With Bright Lights and Travellators, Gucci Springs A Surprise at Milan Fashion Week
Minimalism? Maximalism? Gucci's got a guy that can do both in Alessandro Michele. Five years on, the creative director proves that he still has plenty up his sleeve.| October 4, 2019
Gucci’s collections since the rise and reign of Alessandro Michele have always been the sort that demand a second look, and then some more. With Gucci’s show set of the season featuring models walking on travellators (read: models walking even faster than usual), the collection presented at Milan Fashion Week was worth even more of that second, third and possibly even fourth look. Take a deep breath, because there is plenty to tuck into here.

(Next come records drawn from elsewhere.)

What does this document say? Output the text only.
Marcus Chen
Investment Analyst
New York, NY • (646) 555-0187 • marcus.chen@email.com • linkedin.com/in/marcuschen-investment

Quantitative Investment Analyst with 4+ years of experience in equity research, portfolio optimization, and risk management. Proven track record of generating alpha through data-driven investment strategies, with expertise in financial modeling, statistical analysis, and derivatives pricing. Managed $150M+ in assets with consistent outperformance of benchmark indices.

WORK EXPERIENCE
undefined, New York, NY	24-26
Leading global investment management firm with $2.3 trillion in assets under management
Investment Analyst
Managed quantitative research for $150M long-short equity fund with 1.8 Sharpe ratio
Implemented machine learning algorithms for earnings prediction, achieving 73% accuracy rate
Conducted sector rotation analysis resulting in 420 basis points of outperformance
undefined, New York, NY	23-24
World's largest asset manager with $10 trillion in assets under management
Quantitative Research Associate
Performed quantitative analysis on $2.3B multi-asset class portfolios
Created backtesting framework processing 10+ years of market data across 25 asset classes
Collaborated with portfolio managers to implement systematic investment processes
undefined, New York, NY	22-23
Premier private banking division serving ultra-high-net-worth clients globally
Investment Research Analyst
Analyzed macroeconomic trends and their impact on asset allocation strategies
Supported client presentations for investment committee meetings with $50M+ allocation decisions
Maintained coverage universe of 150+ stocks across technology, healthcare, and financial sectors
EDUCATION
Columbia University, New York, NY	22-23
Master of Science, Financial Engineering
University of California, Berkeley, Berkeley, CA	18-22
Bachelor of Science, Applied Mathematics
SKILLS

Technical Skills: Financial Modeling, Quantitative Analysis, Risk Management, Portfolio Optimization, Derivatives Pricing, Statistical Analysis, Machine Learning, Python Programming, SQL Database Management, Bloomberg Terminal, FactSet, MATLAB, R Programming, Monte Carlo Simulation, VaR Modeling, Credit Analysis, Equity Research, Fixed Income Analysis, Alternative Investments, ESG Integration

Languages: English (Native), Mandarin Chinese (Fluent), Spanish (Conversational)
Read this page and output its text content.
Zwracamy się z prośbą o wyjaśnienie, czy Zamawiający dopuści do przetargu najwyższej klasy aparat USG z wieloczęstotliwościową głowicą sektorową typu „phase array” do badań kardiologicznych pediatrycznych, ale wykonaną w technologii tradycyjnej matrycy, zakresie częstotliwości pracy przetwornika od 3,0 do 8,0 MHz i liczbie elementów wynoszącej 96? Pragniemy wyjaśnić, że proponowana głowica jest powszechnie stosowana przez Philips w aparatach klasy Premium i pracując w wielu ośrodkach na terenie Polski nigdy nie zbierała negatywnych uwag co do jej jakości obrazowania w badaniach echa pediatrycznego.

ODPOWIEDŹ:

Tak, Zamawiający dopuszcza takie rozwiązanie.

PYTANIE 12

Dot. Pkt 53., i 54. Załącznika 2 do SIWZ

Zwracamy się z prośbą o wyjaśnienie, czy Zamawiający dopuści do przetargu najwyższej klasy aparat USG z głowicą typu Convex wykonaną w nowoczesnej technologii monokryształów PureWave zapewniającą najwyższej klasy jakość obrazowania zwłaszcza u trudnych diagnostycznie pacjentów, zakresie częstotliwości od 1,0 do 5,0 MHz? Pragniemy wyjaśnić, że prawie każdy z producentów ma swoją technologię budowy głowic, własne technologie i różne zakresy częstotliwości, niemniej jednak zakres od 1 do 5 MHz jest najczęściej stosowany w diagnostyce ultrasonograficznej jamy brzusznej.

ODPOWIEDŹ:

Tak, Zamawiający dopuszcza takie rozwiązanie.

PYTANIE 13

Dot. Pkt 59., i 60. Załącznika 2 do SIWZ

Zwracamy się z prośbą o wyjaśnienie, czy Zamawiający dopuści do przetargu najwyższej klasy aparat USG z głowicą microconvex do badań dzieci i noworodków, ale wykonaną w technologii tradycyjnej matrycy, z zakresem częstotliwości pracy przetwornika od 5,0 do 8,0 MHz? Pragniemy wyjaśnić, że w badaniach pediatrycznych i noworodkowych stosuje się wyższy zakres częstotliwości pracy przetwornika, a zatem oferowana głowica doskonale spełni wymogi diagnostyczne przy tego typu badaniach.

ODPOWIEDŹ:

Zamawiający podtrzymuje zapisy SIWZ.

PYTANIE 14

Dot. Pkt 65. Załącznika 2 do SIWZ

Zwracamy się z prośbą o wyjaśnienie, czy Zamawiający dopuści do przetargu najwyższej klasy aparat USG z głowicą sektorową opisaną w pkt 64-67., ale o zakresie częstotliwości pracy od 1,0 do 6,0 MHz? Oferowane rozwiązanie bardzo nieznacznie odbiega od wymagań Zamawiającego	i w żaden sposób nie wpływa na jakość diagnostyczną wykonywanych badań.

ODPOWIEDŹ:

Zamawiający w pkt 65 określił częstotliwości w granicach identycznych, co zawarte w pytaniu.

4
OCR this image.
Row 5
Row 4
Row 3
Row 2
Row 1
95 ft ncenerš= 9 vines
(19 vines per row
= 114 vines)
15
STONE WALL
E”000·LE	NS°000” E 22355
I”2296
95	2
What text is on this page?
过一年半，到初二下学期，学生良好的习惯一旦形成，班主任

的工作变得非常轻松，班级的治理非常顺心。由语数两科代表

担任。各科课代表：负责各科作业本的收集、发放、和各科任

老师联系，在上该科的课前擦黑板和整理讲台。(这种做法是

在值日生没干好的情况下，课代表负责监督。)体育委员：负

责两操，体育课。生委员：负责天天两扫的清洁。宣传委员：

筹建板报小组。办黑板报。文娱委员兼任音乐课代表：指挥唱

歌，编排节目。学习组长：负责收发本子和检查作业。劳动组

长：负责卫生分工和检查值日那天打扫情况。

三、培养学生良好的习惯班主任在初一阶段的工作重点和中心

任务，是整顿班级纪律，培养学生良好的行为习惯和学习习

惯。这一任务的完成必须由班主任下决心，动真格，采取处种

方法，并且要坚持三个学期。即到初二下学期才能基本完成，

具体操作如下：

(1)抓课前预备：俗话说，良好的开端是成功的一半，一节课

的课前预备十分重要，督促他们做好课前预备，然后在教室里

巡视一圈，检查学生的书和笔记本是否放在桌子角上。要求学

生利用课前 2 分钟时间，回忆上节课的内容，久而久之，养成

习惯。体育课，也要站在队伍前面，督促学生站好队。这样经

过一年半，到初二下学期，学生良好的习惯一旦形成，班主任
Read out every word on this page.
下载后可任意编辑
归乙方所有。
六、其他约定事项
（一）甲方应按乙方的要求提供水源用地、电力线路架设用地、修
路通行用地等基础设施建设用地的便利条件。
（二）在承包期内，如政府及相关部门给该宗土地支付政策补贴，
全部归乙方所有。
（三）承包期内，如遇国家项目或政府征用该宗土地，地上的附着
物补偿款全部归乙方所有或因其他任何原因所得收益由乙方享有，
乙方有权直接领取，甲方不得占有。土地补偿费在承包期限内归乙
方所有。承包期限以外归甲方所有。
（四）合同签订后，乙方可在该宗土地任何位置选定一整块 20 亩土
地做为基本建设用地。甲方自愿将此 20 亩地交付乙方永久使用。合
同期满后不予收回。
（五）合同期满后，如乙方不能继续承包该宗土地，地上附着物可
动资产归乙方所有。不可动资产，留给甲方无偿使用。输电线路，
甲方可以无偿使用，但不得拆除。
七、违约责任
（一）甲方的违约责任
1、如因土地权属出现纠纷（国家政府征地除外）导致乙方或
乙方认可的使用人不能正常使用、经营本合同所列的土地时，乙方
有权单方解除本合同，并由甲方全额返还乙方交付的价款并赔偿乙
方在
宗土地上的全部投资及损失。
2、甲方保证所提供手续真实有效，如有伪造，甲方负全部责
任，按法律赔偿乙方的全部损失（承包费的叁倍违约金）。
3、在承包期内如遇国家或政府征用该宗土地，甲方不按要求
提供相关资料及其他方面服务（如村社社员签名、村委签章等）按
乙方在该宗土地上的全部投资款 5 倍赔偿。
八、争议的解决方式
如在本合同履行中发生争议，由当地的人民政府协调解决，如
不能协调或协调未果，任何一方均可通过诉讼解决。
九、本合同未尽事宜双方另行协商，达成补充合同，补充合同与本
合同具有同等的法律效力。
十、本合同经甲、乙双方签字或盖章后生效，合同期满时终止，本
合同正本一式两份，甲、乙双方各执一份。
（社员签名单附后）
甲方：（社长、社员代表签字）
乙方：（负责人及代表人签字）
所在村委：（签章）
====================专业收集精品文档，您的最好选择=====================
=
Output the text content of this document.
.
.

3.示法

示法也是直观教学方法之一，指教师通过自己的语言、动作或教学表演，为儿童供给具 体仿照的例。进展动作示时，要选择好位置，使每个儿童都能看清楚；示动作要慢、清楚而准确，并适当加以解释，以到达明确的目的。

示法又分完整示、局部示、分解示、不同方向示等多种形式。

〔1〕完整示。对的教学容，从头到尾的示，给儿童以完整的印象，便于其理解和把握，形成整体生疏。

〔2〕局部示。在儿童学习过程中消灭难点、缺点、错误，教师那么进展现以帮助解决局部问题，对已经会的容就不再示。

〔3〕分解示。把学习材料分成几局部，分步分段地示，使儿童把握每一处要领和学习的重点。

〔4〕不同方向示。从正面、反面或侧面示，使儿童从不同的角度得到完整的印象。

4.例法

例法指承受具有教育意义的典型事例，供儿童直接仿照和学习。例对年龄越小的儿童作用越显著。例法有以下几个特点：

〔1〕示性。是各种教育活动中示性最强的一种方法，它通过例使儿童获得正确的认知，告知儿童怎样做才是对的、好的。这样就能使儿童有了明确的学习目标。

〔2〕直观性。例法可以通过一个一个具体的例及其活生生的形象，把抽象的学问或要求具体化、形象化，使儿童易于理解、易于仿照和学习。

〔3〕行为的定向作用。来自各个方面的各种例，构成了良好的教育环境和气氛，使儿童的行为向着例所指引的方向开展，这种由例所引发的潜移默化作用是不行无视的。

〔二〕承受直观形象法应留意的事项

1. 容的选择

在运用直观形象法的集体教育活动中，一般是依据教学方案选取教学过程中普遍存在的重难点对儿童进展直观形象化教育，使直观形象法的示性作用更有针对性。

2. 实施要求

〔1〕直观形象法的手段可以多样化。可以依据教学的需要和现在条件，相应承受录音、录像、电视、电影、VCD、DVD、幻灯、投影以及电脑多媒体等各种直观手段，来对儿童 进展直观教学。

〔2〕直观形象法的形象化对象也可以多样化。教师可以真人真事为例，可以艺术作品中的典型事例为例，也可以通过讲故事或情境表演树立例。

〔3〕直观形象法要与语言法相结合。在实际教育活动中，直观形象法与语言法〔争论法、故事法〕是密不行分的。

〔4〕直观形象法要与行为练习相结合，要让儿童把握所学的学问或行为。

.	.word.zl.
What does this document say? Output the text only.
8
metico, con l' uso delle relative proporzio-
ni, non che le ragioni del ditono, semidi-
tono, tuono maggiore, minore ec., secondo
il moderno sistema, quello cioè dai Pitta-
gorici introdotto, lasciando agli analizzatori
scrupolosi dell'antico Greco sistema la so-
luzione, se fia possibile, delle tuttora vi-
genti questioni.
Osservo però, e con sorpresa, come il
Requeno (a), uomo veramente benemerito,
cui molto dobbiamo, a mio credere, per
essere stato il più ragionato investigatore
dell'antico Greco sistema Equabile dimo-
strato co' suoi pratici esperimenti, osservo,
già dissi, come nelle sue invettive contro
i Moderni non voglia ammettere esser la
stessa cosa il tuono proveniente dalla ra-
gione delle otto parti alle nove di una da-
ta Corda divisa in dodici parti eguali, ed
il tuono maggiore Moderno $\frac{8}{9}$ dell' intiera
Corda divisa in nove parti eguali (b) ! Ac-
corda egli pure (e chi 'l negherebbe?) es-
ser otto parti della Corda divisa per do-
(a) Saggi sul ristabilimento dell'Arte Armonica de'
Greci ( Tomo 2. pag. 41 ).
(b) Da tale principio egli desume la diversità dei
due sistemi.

Michele always serves the unexpected, even if his Gucci “look” has been well established. The show began with models seemingly in a trance, dressed in all-white ensembles that looked like they could be uniforms from a draconian, dystopian society. You see, these looks – which will not be sold – were a metaphor for Michele’s intention for the season. The desire to break free and to explore the new, and, for his legions of fans, the return of self-expression to the individual.
Oh, did he bring out the new, indeed. In a move that may shut the naysayers up for good, Michele presented a stunning collection that – wait for it, now – walked on the minimal side. Surprise, surprise. There were hyper-sexy dresses that looked like negligees, each showing plenty of décolletage and leg and devoid of adornment. There were tangerine utilitarian suits that skipped the favoured print. There were simple knit and slit skirt combos that boasted colour and texture, but nothing else. The same can be said of the pristinely tailored ’70s and ’80s inspired suits that both men and women would want. With this collection, it is certain that Michele clearly has a plethora up his sleeves, but he’ll reveal them under his own terms. How exciting.
Still, it wouldn’t be a Gucci show without sequins, tassels and prints. These were all there, though served sparingly for the most part: a printed double-breasted blazer suit, a sequinned turtleneck with tassels at the collar, green embroidery on a pared-down little black dress. The show only had one full-on embellished look, and even that boasted clean lines. Michele didn’t skimp on the palette though, as colours went from ethereal to electric in a blink of an eye.
On the accessories front, functionality took front and centre. There were backpacks, saddle and top-handle totes that were all just the right size, open-back flats and kitten-heeled boots and, of course, oversized retro-futuristic sunglasses that will block more than just the sun, because who doesn’t have those days?
With yet another surreal escapade into Gucci’s world, Michele continues to present a ceaseless array of options for ardent Gucci fans to choose from and make their own, now more so than ever, and at the same time, brings forth more than enough to turn Gucci sceptics into believers.